I have a site to site VPN configured between our main site (Site A) and a remote site (Site B).
Site A is 10.60.0.0/16 Site B is 192.168.99.0/24
The firewall in Site B is a Juniper SSG running ScreenOS 6.3 and I'm using a route based VPN.
The tunnel works perfectly in that from Site A you can reach 192.168.99.0 via the tunnel, and from Site B you can reach 10.60.0.0 via the tunnel.
However, we want it so that if you're in Site B and want the Internet it goes via the firewall at Site A, and right now on the Juniper 0.0.0.0 has the ISP router as next hop.
My understanding is that on the Juniper, I can set a route for the /32 public IP at our main site that the VPN tunnel connects to to the ISP router via ethernet0/0 (the SSG's external interface), and then modify the 0.0.0.0 route to use our main site firewall via tunnel.1 (the VPN tunnel).

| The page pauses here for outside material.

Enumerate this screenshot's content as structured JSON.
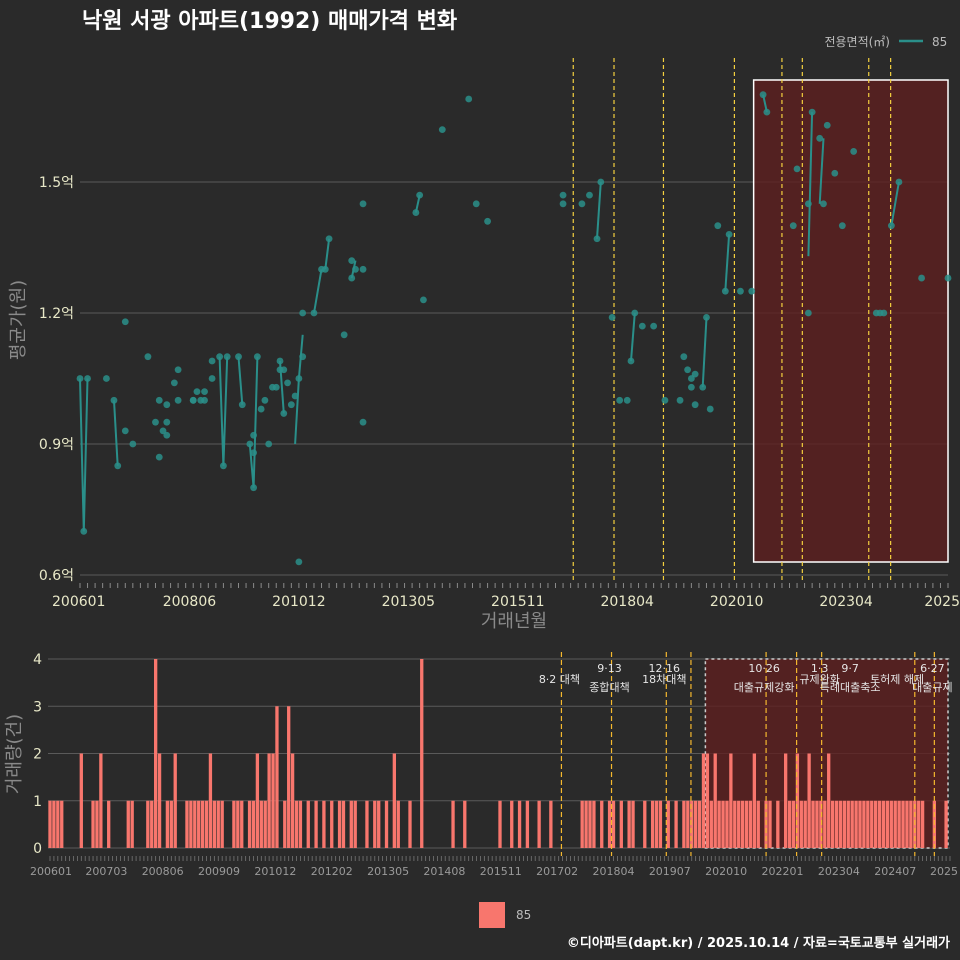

Not sure I've explained that so well but is my understanding correct?
That's it precisely. I've been doing this for some time with JunOS/SRX devices as well for trade shows over seas. Since many content providers like hulu restrict content to the US, redirecting the gateway permits us to do demos while appearing from the office. It can be a bit slower due to the extra round trip time, but it works at least. Once there's a route-based tunnel set up, it's as easy as 'set route remote-ip/32 int untrust gateway defgw; unset route 0.0.0.0/0; set route 0.0.0.0/0 int tunnel.1'. You'll definitely want to make sure you are logged in through the VPN or you'll lose access to the box and someone will have to power cycle it (or login locally).